PTSB managed the same process with an absolute minimum of fuss and drama.
Who wants to lend money in Ireland at low interest rates? The default risk in this country is many multiples of what it was historically thanks to the land league, irish non mortgage payers institute or whatever it’s called.
I wouldn’t risk private capital lending into this place for less than 20% given the lack of recourse now in irish mortgages.
How are the banks supposed to raise capital and pay a return on capital if they cannot price the credit risk?
Heard a discussion on this on rte radio on friday with some fianna failer and a bunch of journalists and it truely made me despair in it’s moronic understanding of risk and capital markets.
In some cases possibly but in the vast majority of cases I suspect that the politicians in question simply have no understanding of any matters financial, let alone how banking or capital markets function. Ireland consistently elects imbecilic, moronic, gombeen, chancer, stroke pulling culchies
The best rate is 3.55% with KBC. Where possible, mortgage holders should be switching to this rate. That is unless you are a KBC customer, as KBC won’t let their existing customers have this rate, so KBC existing customers are best switching elsewhere.
It strikes me as insane that our media can hold two separate points of outrage simultaneously - and resolutely refuse to connect them.
“It’s wrong I tells ya that de poor peoples not payin’ the mortgage are being threatened by de banks - this must stop!”
“It’s wrong I tells ya that de poor peoples payin’ the mortgage are payin’ through the nose on SVRs - this must stop!”
And who is a significant shareholder, if not the largest shareholder, in both of these “institutions”? Allowing this scale of profit?
Ah, the Government.
So, really, we should be frustrated with the insanity of the Government’s strategy which is working out great (for them) at the moment - as the taxpayers and mortgage payers keep forking over the dough to keep the whole thing afloat.

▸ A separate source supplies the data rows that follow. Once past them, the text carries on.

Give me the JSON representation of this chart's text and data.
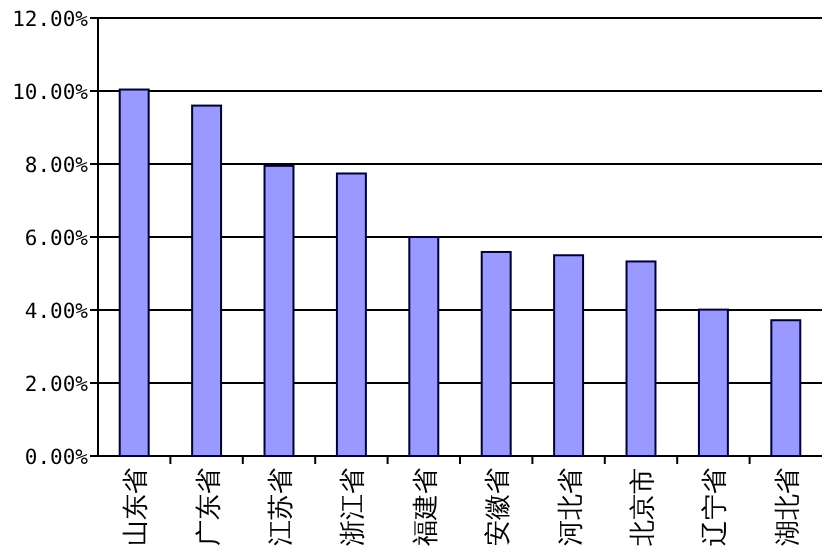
{
  "chart_data": {
    "type": "bar",
    "categories": [
      "山东省",
      "广东省",
      "江苏省",
      "浙江省",
      "福建省",
      "安徽省",
      "河北省",
      "北京市",
      "辽宁省",
      "湖北省"
    ],
    "values": [
      10.04,
      9.6,
      7.95,
      7.74,
      6.0,
      5.59,
      5.5,
      5.33,
      4.01,
      3.72
    ],
    "color": "#9999ff",
    "ylim": [
      0,
      12
    ],
    "yticks": [
      {
        "value": 0,
        "label": "0.00%"
      },
      {
        "value": 2,
        "label": "2.00%"
      },
      {
        "value": 4,
        "label": "4.00%"
      },
      {
        "value": 6,
        "label": "6.00%"
      },
      {
        "value": 8,
        "label": "8.00%"
      },
      {
        "value": 10,
        "label": "10.00%"
      },
      {
        "value": 12,
        "label": "12.00%"
      }
    ],
    "grid": "y"
  }
}
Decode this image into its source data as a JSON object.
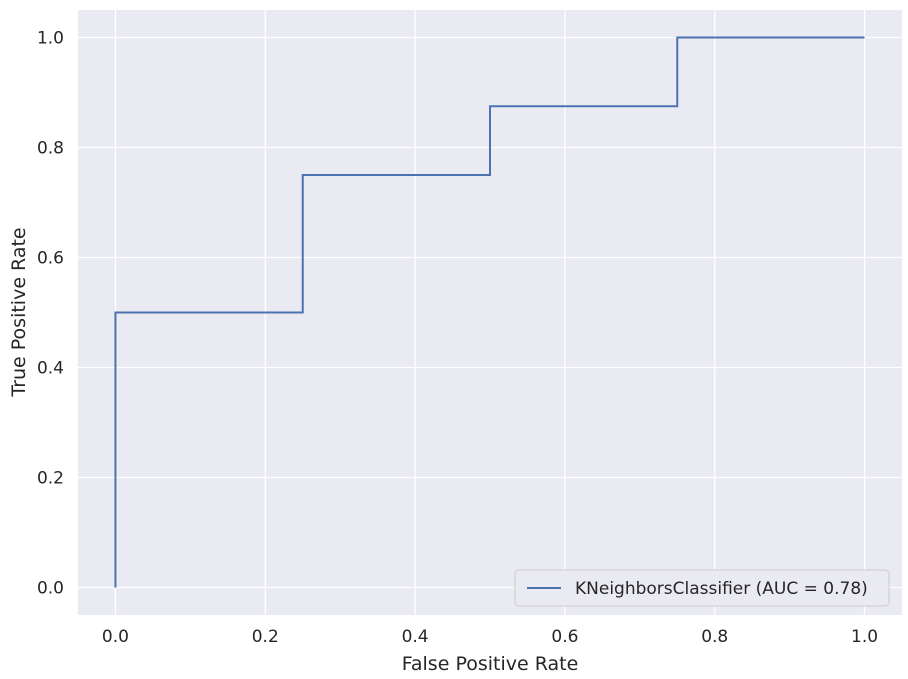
{
  "chart_data": {
    "type": "line",
    "xlabel": "False Positive Rate",
    "ylabel": "True Positive Rate",
    "xlim": [
      -0.05,
      1.05
    ],
    "ylim": [
      -0.05,
      1.05
    ],
    "xticks": [
      0.0,
      0.2,
      0.4,
      0.6,
      0.8,
      1.0
    ],
    "yticks": [
      0.0,
      0.2,
      0.4,
      0.6,
      0.8,
      1.0
    ],
    "xtick_labels": [
      "0.0",
      "0.2",
      "0.4",
      "0.6",
      "0.8",
      "1.0"
    ],
    "ytick_labels": [
      "0.0",
      "0.2",
      "0.4",
      "0.6",
      "0.8",
      "1.0"
    ],
    "grid": true,
    "legend_position": "bottom-right",
    "background_color": "#EAEAF2",
    "series": [
      {
        "name": "KNeighborsClassifier (AUC = 0.78)",
        "color": "#4C72B0",
        "x": [
          0.0,
          0.0,
          0.25,
          0.25,
          0.5,
          0.5,
          0.75,
          0.75,
          1.0
        ],
        "y": [
          0.0,
          0.5,
          0.5,
          0.75,
          0.75,
          0.875,
          0.875,
          1.0,
          1.0
        ]
      }
    ]
  }
}
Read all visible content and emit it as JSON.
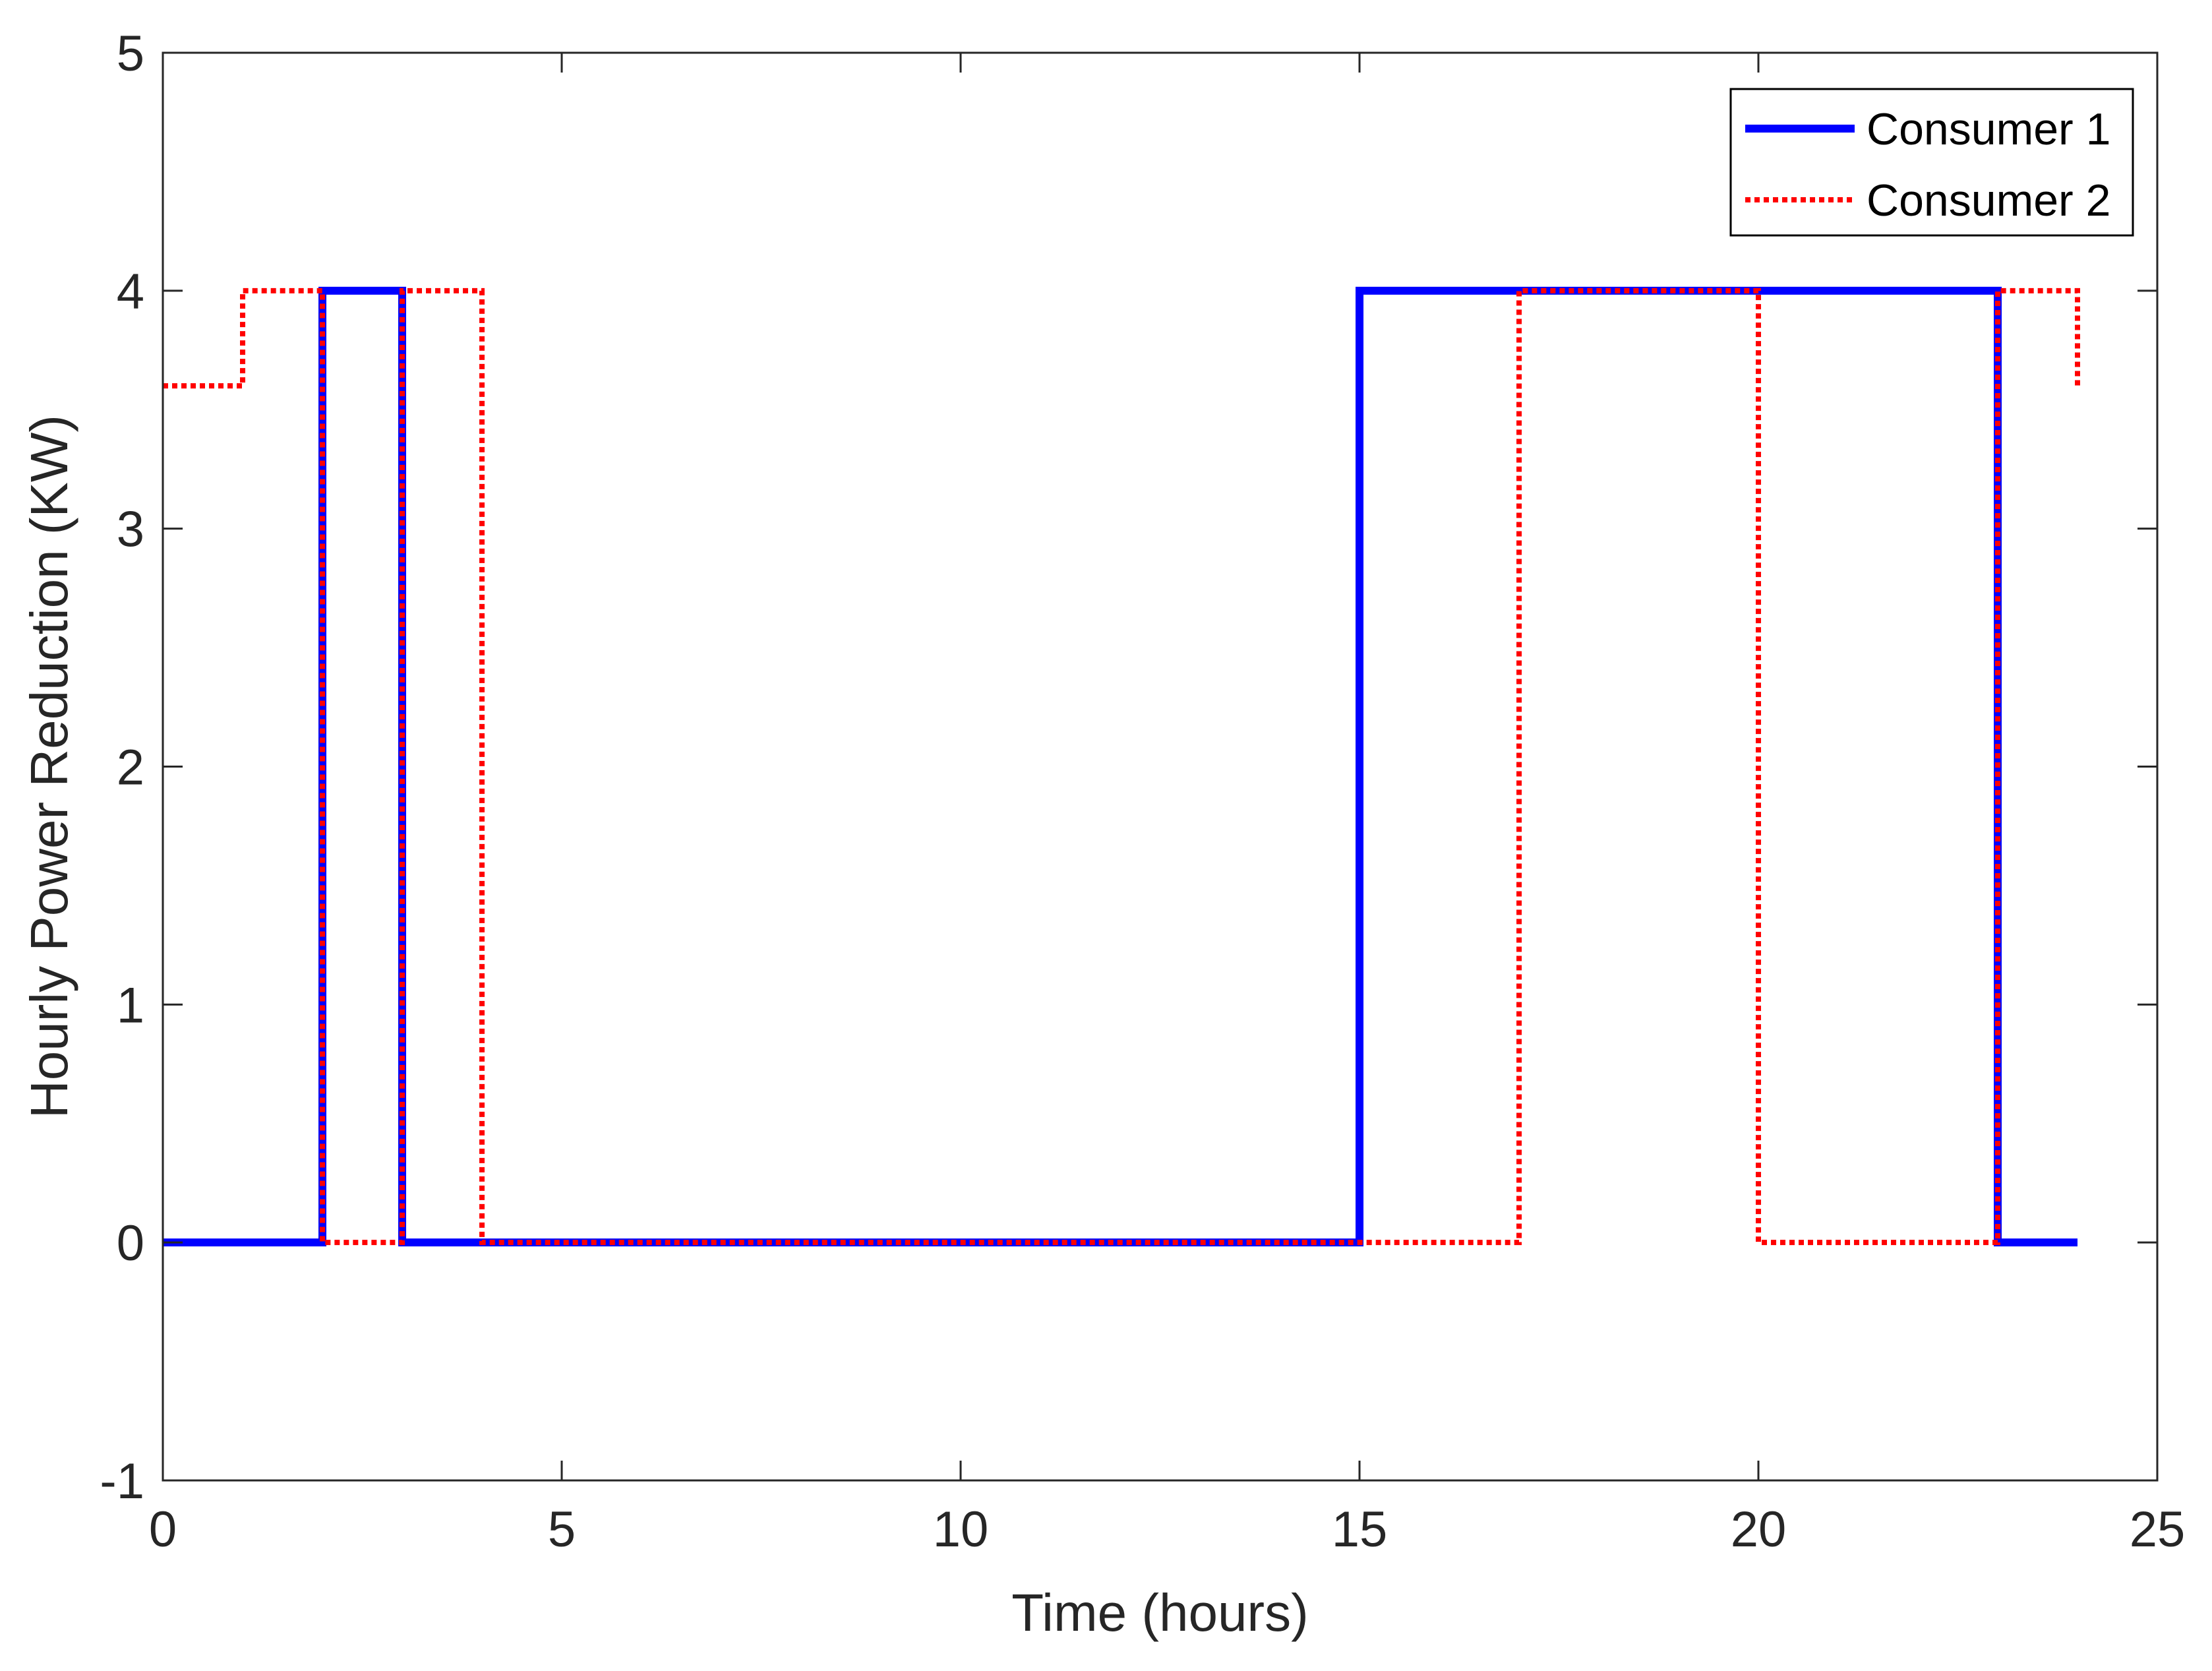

as repossess doesn’t work in Ireland because of both government and judges maybe an alternative to mortgages like HirePurchase where ownership never transfers to buyer until final payment might work but you’d still see judges unwilling to evict those who don’t pay.
Just for anybody who might be interested, KBC have “quietly” changed this rule. I spent months fighting with them over it, and I was told that the rule is changing for all customers (changed in March). The current account isn’t as functional or user friendly as AIB, but the savings from the 0.2% current account discount were significant.